Contexte général
Dans le cadre de l’Initiative en faveur des pays pauvres très Endettés (PPTE) à laquelle la Mauritanie a été déclarée éligible en mars 1999, le Gouvernement a adopté en janvier 2001 le Cadre Stratégique de Lutte contre la Pauvreté (CSLP). Celui-ci a défini des objectifs globaux à long terme, visant notamment la réalisation des principales cibles des Objectifs du Millénaire pour le Développement (OMD). Le CSLP est mis en œuvre à travers des plans d’actions pluri-annuels glissants qui traduisent les politiques sectorielles élaborées pour le rendre opérationnel.

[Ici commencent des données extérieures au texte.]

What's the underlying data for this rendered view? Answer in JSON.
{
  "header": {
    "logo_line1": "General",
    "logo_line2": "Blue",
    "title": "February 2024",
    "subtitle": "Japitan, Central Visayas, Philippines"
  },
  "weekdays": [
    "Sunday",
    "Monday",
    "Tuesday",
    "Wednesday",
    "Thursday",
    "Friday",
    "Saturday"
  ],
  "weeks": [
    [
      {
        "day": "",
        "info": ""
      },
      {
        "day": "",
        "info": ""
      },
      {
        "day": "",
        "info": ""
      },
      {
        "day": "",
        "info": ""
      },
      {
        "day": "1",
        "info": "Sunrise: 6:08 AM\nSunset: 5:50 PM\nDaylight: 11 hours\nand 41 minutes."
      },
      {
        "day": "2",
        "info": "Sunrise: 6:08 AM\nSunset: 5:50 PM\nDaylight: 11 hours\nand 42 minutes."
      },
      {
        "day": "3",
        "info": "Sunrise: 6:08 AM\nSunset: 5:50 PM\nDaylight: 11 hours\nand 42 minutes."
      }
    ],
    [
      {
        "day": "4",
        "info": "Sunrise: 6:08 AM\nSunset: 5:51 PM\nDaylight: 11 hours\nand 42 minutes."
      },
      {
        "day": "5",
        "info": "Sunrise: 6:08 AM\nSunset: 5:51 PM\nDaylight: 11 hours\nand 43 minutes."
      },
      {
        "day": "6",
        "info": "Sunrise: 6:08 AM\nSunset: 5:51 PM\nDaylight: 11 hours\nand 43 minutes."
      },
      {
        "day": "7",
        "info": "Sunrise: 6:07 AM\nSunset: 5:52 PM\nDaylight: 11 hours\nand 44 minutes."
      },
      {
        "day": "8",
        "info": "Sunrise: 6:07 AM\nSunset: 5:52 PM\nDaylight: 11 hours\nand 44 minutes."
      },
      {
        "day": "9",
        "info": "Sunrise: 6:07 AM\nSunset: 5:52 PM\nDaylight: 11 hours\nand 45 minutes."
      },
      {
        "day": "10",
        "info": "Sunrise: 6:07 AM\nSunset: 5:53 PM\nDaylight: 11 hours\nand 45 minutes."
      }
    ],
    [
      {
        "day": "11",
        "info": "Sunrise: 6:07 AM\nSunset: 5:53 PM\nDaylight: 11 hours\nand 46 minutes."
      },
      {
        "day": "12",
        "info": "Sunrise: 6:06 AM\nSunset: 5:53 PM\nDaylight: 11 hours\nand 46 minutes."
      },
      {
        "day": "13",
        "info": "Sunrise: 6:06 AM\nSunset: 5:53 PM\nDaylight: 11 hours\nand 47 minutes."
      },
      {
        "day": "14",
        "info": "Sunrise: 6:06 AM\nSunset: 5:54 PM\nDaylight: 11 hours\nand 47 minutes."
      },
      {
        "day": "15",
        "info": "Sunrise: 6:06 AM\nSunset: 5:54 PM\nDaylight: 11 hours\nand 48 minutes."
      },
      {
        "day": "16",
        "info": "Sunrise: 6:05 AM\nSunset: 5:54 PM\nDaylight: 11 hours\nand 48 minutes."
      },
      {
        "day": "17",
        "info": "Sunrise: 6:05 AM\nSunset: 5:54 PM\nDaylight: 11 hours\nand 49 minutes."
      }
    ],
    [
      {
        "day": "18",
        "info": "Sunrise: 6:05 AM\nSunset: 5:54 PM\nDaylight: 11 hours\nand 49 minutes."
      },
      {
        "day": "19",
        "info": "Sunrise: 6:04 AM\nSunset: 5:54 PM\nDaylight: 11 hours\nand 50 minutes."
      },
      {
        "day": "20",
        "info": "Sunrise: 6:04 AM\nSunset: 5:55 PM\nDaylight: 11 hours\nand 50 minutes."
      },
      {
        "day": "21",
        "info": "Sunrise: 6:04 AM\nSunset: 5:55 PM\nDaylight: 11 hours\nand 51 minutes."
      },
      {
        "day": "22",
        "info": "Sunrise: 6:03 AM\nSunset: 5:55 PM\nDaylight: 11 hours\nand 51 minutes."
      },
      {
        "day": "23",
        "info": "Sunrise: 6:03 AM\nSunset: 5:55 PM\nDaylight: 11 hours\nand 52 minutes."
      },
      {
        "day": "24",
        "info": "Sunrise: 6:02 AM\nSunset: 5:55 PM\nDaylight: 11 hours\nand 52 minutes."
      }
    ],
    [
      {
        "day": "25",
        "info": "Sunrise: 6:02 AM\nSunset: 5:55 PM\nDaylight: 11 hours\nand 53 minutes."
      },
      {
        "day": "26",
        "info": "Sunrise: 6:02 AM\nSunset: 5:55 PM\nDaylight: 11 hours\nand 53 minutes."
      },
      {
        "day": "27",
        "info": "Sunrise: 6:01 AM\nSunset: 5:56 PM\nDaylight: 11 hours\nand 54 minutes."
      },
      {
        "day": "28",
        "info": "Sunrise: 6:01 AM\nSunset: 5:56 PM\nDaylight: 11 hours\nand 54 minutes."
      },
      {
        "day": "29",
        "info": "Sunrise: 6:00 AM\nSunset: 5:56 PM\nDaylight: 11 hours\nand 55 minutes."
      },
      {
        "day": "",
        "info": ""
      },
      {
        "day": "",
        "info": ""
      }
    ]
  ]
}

Le premier plan d’action, qui a couvert la période 2001-2004, a permis d’enregistrer des résultats encourageants qui ont permis notamment à la Mauritanie d’atteindre le point d’achèvent de l’Initiative PPTE en 2002 et de bénéficier d’un allégement conséquent de sa dette extérieure. Cependant, ces résultats n’ont pas été à la hauteur des ambitions affichées dans ce plan d’action (croissance moyenne de 4,6% pour des prévisions de 6%, inflation non contenue, déficit budgétaire de 9,9% du PIB, effondrement des réserves), en raison notamment de l’explosion des dépense publiques en 2003 et 2004, fiancées par création monétaire.
Le deuxième plan d’action, pour la période 2006-2010, a été élaboré sur la base des enseignements tirés de la mise en œuvre du précédent. Ce plan d’action a fait l’objet du cinquième Groupe Consultatif pour la Mauritanie en décembre 2007, avec comme support un Cadre Budgétaire à Moyen Terme (CBMT) 2008-2010 d’un coût global de 1 261 milliards UM dont près de 93% seront financés sur ressources propres. Il s’inscrit pleinement dans une optique d’accélération de l’atteinte des OMD.
Le bilan de la mise en œuvre du plan d’action 2006-2010, pour les années 2006 et 2007, a permis de constater des évolutions positives, dans un contexte d’une croissance moins inflationniste (avec un record de 11,6% en 2006 en raison du démarrage de l’exploitation pétrolière), marqué également par un espoir fondé sur l’exploitation pétrolière. En outre, la Mauritanie bénéficie depuis juillet 2006 d’un allègement de sa dette dans le cadre de l’IADM (897,1 millions de dollars, soit environ 28% de sa dette extérieure totale à la fin 2005).
Cependant, ces résultats ont été quelque peu annihilés à partir de 2008 par le contexte économique, caractérisé notamment par le renchérissement des prix des produits alimentaires et la crise financière internationale, ainsi que par la détérioration du climat politique local, ayant eu pour conséquence la suspension de la coopération par plusieurs partenaires au développement depuis août 2008. En dépit de cette situation, le Gouvernement poursuit les efforts en vue de l’assainissement du cadre macro-économique et de la relance des conditions favorables à une croissance soutenue et réductrice de la pauvreté, conformément aux orientations du CSLP.
Calendrier d’exécution
La mission aura une durée globale de trente (30) jours calendaires dont 25 jours sur site et 5 jours pour la finalisation du rapport de mission.
Le Chef de mission devra dans les trois jours après son arrivée présenter sa méthodologie de travail lors d’une réunion de présentation qui regroupera la DSP, la DPAE et les représentants du PNUD.
En fin de mission, les consultants feront une restitution détaillée des travaux réalisés lors de la mission sur site et distribueront à cette occasion un aide mémoire qui reprend les principaux éléments de l’analyse et les recommandations qui seront précisées dans le rapport final.
Deux semaines après la fin de la mission sur site, le chef de mission devra envoyer au PNUD et au MAED un rapport provisoire en 10 exemplaires accompagné de la version électronique du document sur des CD ROM. Les Consultants pourront être amenés à effectuer une restitution du contenu du rapport provisoire au cours d’un atelier national de validation qui regroupera les différentes parties prenantes. La finalisation du rapport devra intervenir dans les cinq jours à compter de la réception des commentaires.